Naukowcy badający mózg Einsteina mieli dobry powód, żeby zająć się analizowaniem ciemieniowych obszarów kory mózgowej. Znajduje się ona pomiędzy obszarami odpowiedzialnymi za widzenie a odczuwaniem własnego ciała. Obszary ciemieniowe kory mózgowej odpowiedzialne są za myślenie przestrzenne m.in. za to, w jaki sposób umiejscawiamy prawdziwe i wyimaginowane obiekty przed sobą. Niższe struktury dolnej bruzdy ciemieniowej odpowiadają za myślenie matematyczne i przestrzenne. Być może dzieje się tak dlatego, że liczby bardzo często odnosimy do realnych przestrzennych lokacji. Ponadto kiedy wyobrażamy sobie ciągi liczbowe, to widzimy je tak, jakby znajdowały się w jednej linii i były rozciągnięte oraz oddalone od siebie ze względu na miejsce, w którym się znajdują.

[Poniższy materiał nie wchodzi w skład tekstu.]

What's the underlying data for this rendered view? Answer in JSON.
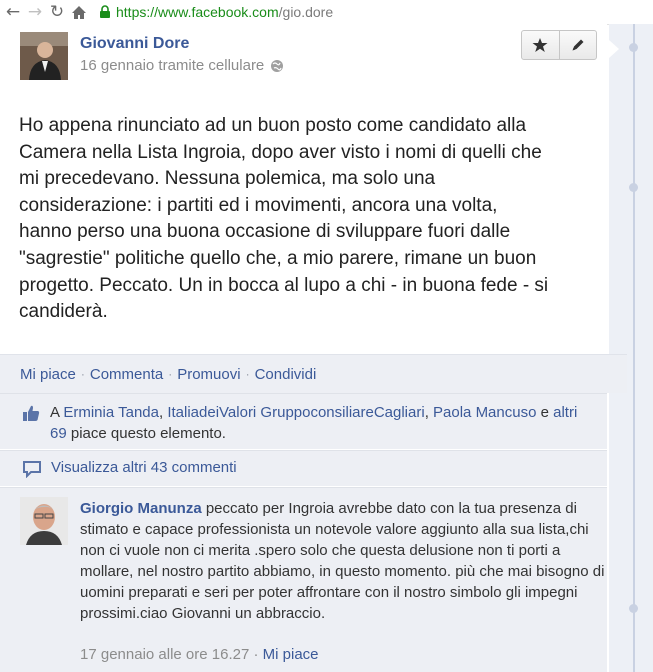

Różnica pomiędzy mózgami nas – zwykłych śmiertelników a mózgiem Alberta Einsteina nie jest bynajmniej niewielka. Nasze półkule mózgowe są ze sobą wyraźnie odłączone przez ciało nazywane bruzdą Sylwiusza. U Einsteina bruzda ta była ostro ścięta w górę, przez co jego półkule mózgowe były praktycznie ze sobą połączone.
Ponadto zazwyczaj niższe struktury dolnej bruzdy ciemieniowej są mniejsze w lewej półkuli, prawdopodobnie kosztem obszarów sąsiadujących, odpowiedzialnych za umiejętności językowe. U Einsteina ten obszar był tak samo duży jak po prawej stronie, a w dodatku oba były większe niż ma to miejsce w mózgu każdego z nas. Ale sam mózg nie był cięższy ani większy od mózgu przeciętnego mężczyzny w jego wieku i o jego wzroście.

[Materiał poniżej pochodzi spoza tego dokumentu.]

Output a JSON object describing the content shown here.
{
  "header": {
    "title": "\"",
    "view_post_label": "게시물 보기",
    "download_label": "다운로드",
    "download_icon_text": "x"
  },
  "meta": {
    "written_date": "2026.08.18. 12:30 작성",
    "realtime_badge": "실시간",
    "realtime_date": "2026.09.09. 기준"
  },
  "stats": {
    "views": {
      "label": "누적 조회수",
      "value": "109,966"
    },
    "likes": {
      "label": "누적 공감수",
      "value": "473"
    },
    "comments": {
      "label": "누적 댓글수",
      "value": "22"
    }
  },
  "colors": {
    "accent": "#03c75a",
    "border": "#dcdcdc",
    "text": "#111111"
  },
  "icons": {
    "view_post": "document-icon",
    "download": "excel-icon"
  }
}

Naukowcy spekulują, że obszary ciemieniowe u Einsteina rozwinęły się we wczesnym okresie prenatalnym, tym samym dając szersze i niepodzielone struktury w tym obszarze mózgu, dzięki czemu mógł on znacznie lepiej wnioskować matematycznie i przestrzennie. To również pomaga wyjaśnić inny ciekawy wątek z życia Einsteina. Mianowicie – nie posługiwał on się językiem aż do 3 roku życia! Wiele dzieci, które zaczynają mówić później od swoich rówieśników, wyrasta później na inżynierów, matematyków i ogólnie naukowców. Prawdopodobnie dzieje się tak dlatego, że wraz z szybszym rozwojem obszarów odpowiedzialnych za myślenie przestrzenne i matematyczne, nieco wolniej rozwija się ośrodek językowy, który zresztą może nieco stracić kosztem rozwoju obszaru dolnej bruzdy ciemieniowej.

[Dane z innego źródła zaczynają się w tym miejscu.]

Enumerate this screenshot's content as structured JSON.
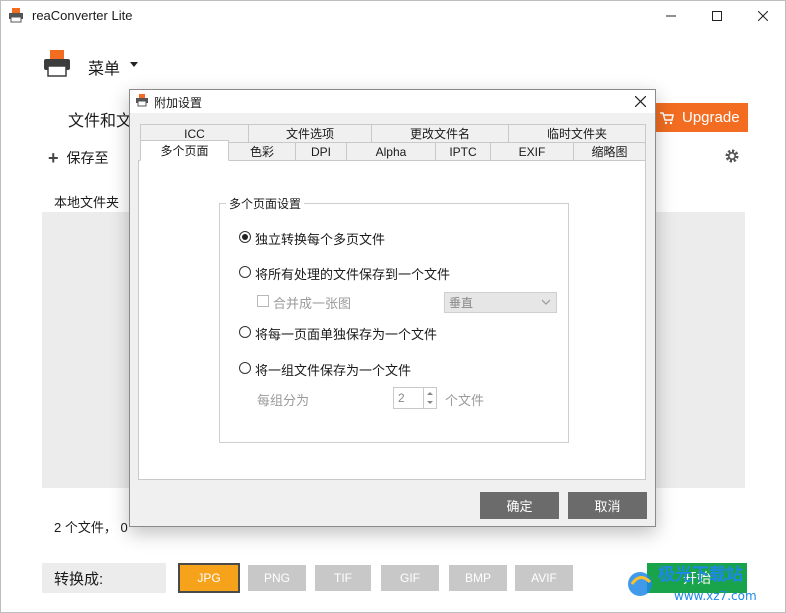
{
  "window": {
    "title": "reaConverter Lite"
  },
  "menu": {
    "label": "菜单"
  },
  "main": {
    "files_label": "文件和文",
    "upgrade_label": "Upgrade",
    "save_to_label": "保存至",
    "local_folder_label": "本地文件夹",
    "status_text": "2 个文件， 0",
    "convert_to_label": "转换成:",
    "formats": [
      "JPG",
      "PNG",
      "TIF",
      "GIF",
      "BMP",
      "AVIF"
    ],
    "active_format": "JPG",
    "start_label": "开始"
  },
  "dialog": {
    "title": "附加设置",
    "tabs_row1": [
      "ICC",
      "文件选项",
      "更改文件名",
      "临时文件夹"
    ],
    "tabs_row2": [
      "多个页面",
      "色彩",
      "DPI",
      "Alpha",
      "IPTC",
      "EXIF",
      "缩略图"
    ],
    "selected_tab": "多个页面",
    "group_title": "多个页面设置",
    "options": [
      {
        "label": "独立转换每个多页文件",
        "checked": true
      },
      {
        "label": "将所有处理的文件保存到一个文件",
        "checked": false
      },
      {
        "label": "将每一页面单独保存为一个文件",
        "checked": false
      },
      {
        "label": "将一组文件保存为一个文件",
        "checked": false
      }
    ],
    "merge_checkbox_label": "合并成一张图",
    "merge_direction": "垂直",
    "group_by_label": "每组分为",
    "group_by_value": "2",
    "group_by_unit": "个文件",
    "ok_label": "确定",
    "cancel_label": "取消"
  },
  "colors": {
    "accent_orange": "#f26d21",
    "format_active": "#f7a21b",
    "format_inactive": "#c8c8c8",
    "start_green": "#19a34a",
    "dialog_button": "#6b6b6b"
  },
  "watermark": {
    "text": "极光下载站",
    "url": "www.xz7.com"
  }
}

Nikt jednak nie stwierdził, że znalazł przyczynę geniuszu Einsteina. To, co wiemy z badań, dotyczy tego, że osoby z powiększoną dolną bruzdą ciemieniową mogą znacznie prędzej zostać budowniczymi, rekinami biznesu lub zmienić naszą koncepcję pojmowania wszechświata. Einstein zrobił znacznie więcej niż jedynie przekształcanie mentalnych symulacji i obliczeń. On dostrzegł i wynalazł obrazy, które uchwyciły fundamentalne aspekty naszego fizycznego świata, następnie przetworzył je na matematyczne wzory i równania oraz empiryczne przewidywania. Jego dar z pewnością wynikał z tryliona synaps w wielu częściach mózgu i nie prędko będziemy w stanie stworzyć diagram geniuszu Einsteina ani kogokolwiek innego.
Mimo to pozostaje mieć nadzieję, że mózg który zjednoczył fundamentalne kategorie naszego jestestwa tj.: przestrzeń i czas, materię i energię, grawitację i ruch, pomoże nam teraz zjednoczyć ostatnią znakomitą dychotomię w naszym pojęciowym kosmosie – umysł i materię.